Fire! : (Without Noticing) (Rune Grammofon, 2013) / Ken Vandermark, Mats Gustafsson : Verses (Corbett vs. Dempsey, 2013)
Fire! pourrait-il être autre chose que convulsif ? Les machines saturantes ouvrant et refermant ce disque disent beaucoup des excès à venir. Le scénario, épais comme une carte postale, est celui du cri. Au ténor ou au baryton, le bon Mats Gustafsson hurle une psyché rouillée. Les riffs, eux aussi épais comme des cartes postales, peuvent prendre la route du méditatif ou des lenteurs australes mais ne sont jamais que prétextes aux contaminations à venir.
Habitué aux débordements et autres escalades soniques, l’auditeur pourra (ou pas) y trouver son compte. Mais reconnaissons à la formule ses limites. Ennui serait trop fort, amertume serait plus juste.
Fire! : (Without Noticing) (Rune Grammofon)
Enregistrement : 2012-2013. Edition : 2013.
CD : 01/ Standing on a Rabbit 02/ Would I Whip 03/ Your Silhouette on Each 04/ At Least on Your Door 05/ Tonight, More, Much More 06/ Molting Slowly 07/ I Mostly Stare
Luc Bouquet © Le son du grisli
Enregistrés le 24 mars 2013, Ken Vandermark et Mats Gustafsson en Verses font de l’ère du swing un point de départ à partir duquel ils réinventeront à leurs manières (bien connues, maintenant) l’art de descendre en flamme tout entendement, celui du sifflement convulsif et du rebond vigoureux, celui enfin du canevas solide allié à des motifs changeants.
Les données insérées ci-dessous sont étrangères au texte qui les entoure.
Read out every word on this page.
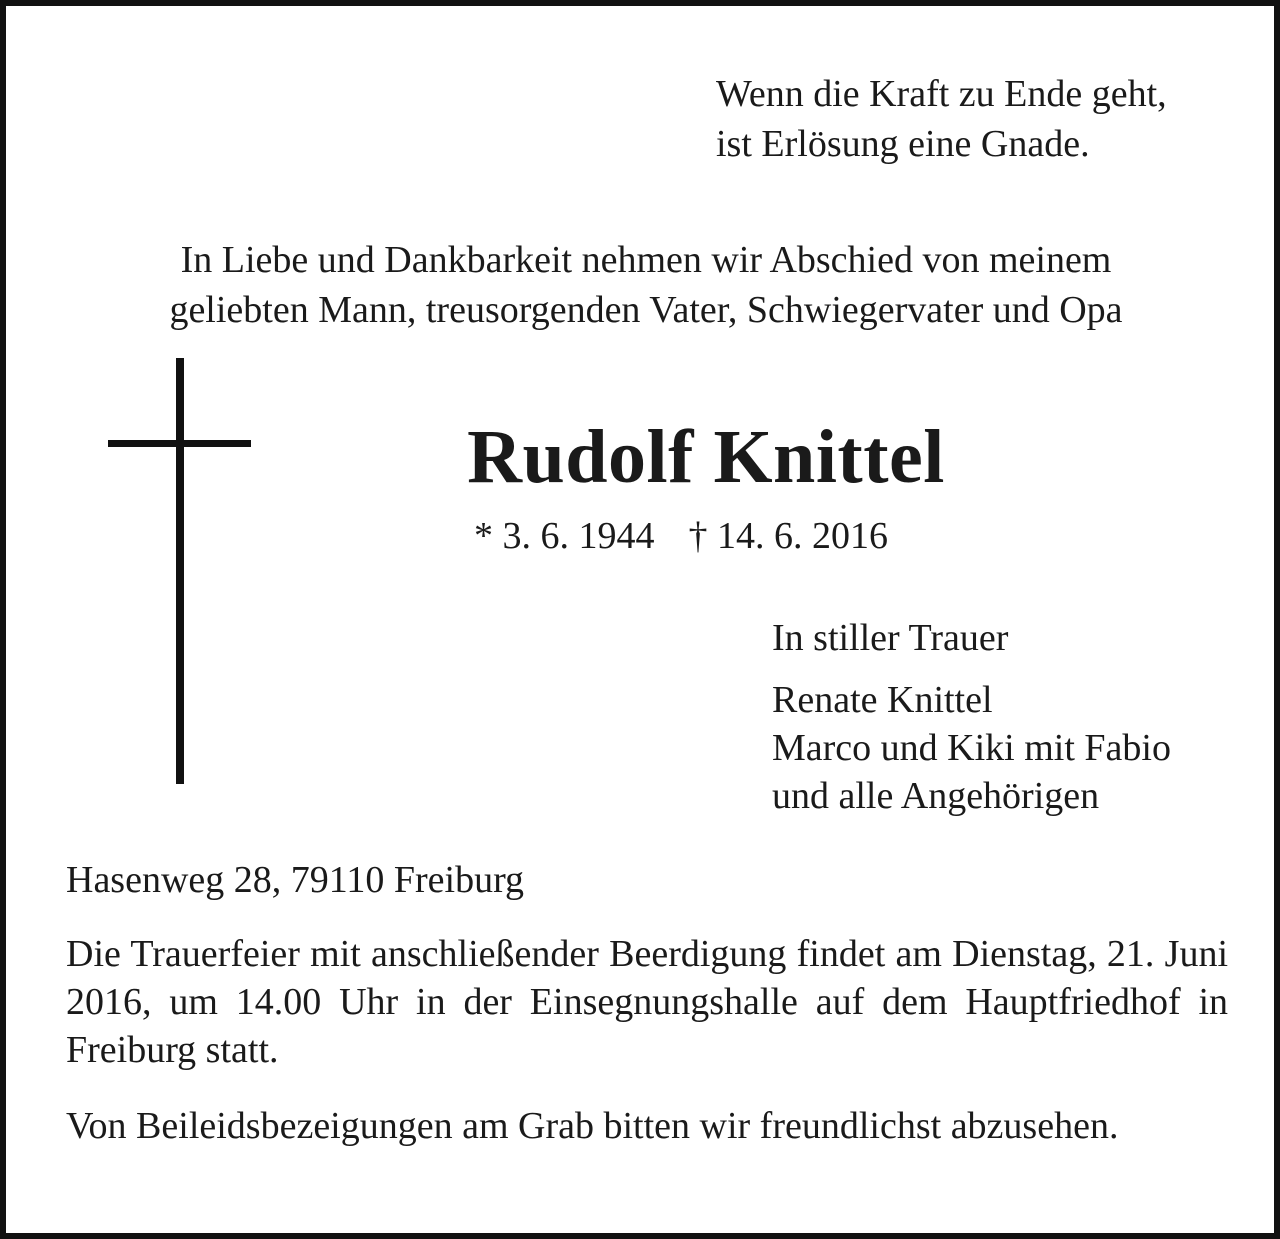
Wenn die Kraft zu Ende geht,

ist Erlösung eine Gnade.

In Liebe und Dankbarkeit nehmen wir Abschied von meinem

geliebten Mann, treusorgenden Vater, Schwiegervater und Opa

Rudolf Knittel

* 3. 6. 1944 † 14. 6. 2016

In stiller Trauer

Renate Knittel

Marco und Kiki mit Fabio

und alle Angehörigen

Hasenweg 28, 79110 Freiburg

Die Trauerfeier mit anschließender Beerdigung findet am Dienstag, 21. Juni 2016, um 14.00 Uhr in der Einsegnungshalle auf dem Hauptfriedhof in Freiburg statt.

Von Beileidsbezeigungen am Grab bitten wir freundlichst abzusehen.
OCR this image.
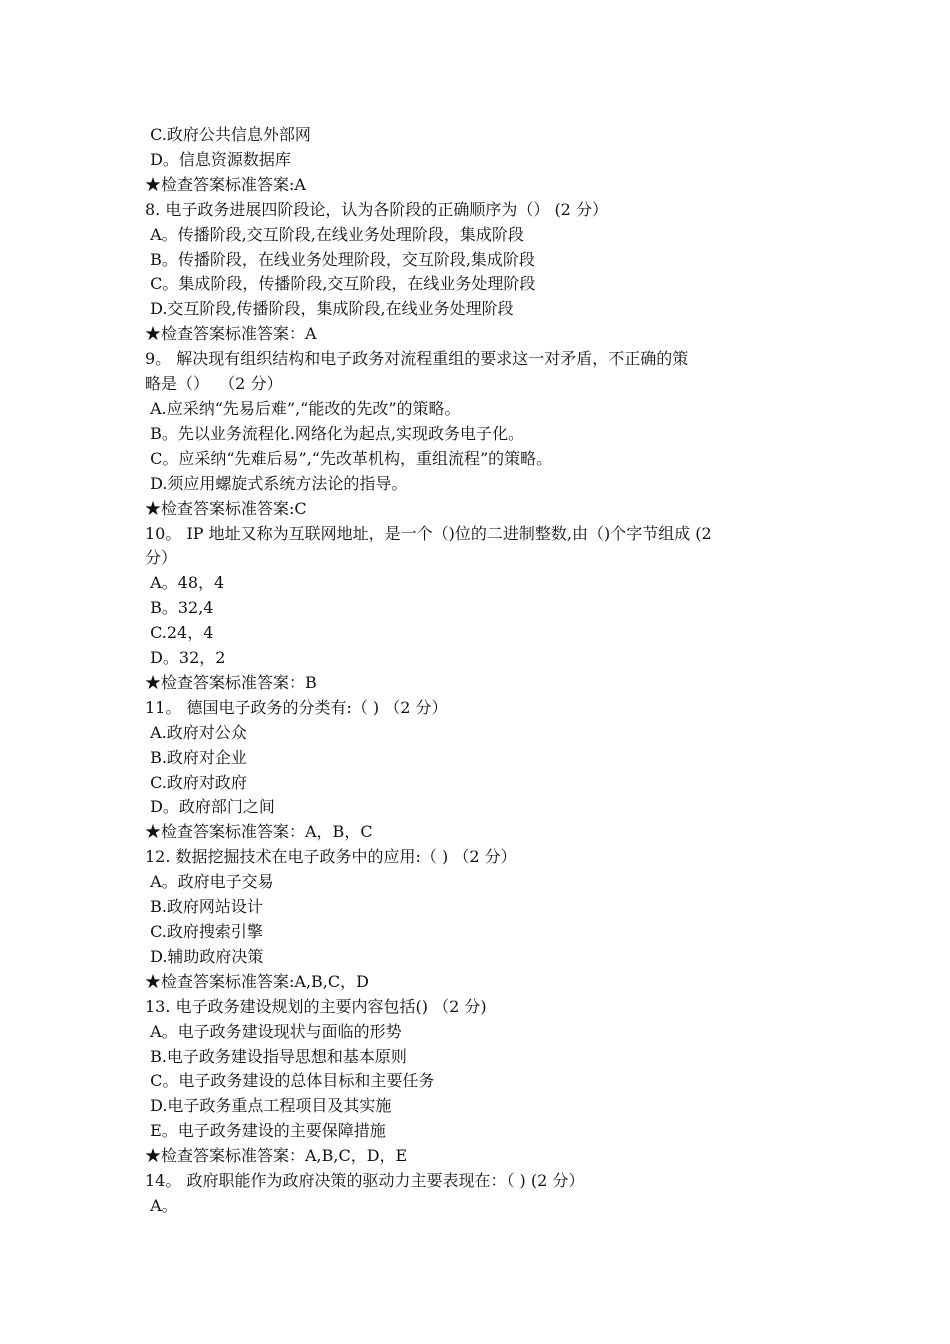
C.政府公共信息外部网
D。信息资源数据库
★检查答案标准答案:A
8. 电子政务进展四阶段论，认为各阶段的正确顺序为（） (2 分）
A。传播阶段,交互阶段,在线业务处理阶段，集成阶段
B。传播阶段，在线业务处理阶段，交互阶段,集成阶段
C。集成阶段，传播阶段,交互阶段，在线业务处理阶段
D.交互阶段,传播阶段，集成阶段,在线业务处理阶段
★检查答案标准答案：A
9。 解决现有组织结构和电子政务对流程重组的要求这一对矛盾，不正确的策
略是（）  （2 分）
A.应采纳“先易后难”,“能改的先改”的策略。
B。先以业务流程化.网络化为起点,实现政务电子化。
C。应采纳“先难后易”,“先改革机构，重组流程”的策略。
D.须应用螺旋式系统方法论的指导。
★检查答案标准答案:C
10。 IP 地址又称为互联网地址，是一个（)位的二进制整数,由（)个字节组成 (2
分）
A。48，4
B。32,4
C.24，4
D。32，2
★检查答案标准答案：B
11。 德国电子政务的分类有:（ ) （2 分）
A.政府对公众
B.政府对企业
C.政府对政府
D。政府部门之间
★检查答案标准答案：A，B，C
12. 数据挖掘技术在电子政务中的应用:（ ) （2 分）
A。政府电子交易
B.政府网站设计
C.政府搜索引擎
D.辅助政府决策
★检查答案标准答案:A,B,C，D
13. 电子政务建设规划的主要内容包括() （2 分)
A。电子政务建设现状与面临的形势
B.电子政务建设指导思想和基本原则
C。电子政务建设的总体目标和主要任务
D.电子政务重点工程项目及其实施
E。电子政务建设的主要保障措施
★检查答案标准答案：A,B,C，D，E
14。 政府职能作为政府决策的驱动力主要表现在：（ ) (2 分）
A。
Versatile, et souvent heureux.
Ken Vandermark, Mats Gustafsson : Verses (Corbett vs. Dempsey)
Enregistrement : 24 mars 2013. Edition : 2013.
CD : 01/ The Madness of Branches 02/ Ripolin 03/ Fortunates Rust 04/ I Never Dreamed 05/ Beside Me, Images 06/ We Turn the Page
Guillaume Belhomme © Le son du grisli
Fire!, Oren Ambarchi : In Your Mouth - A Hand / Fire! Orchestra : Exit! (Rune Grammofon, 2012/2013)
L’amateur de crochets et d'anicroches trouvera là son compte : In the Mouth – A Hand est ce récit de coups portés par Fire! à un invité de marque : Oren Ambarchi.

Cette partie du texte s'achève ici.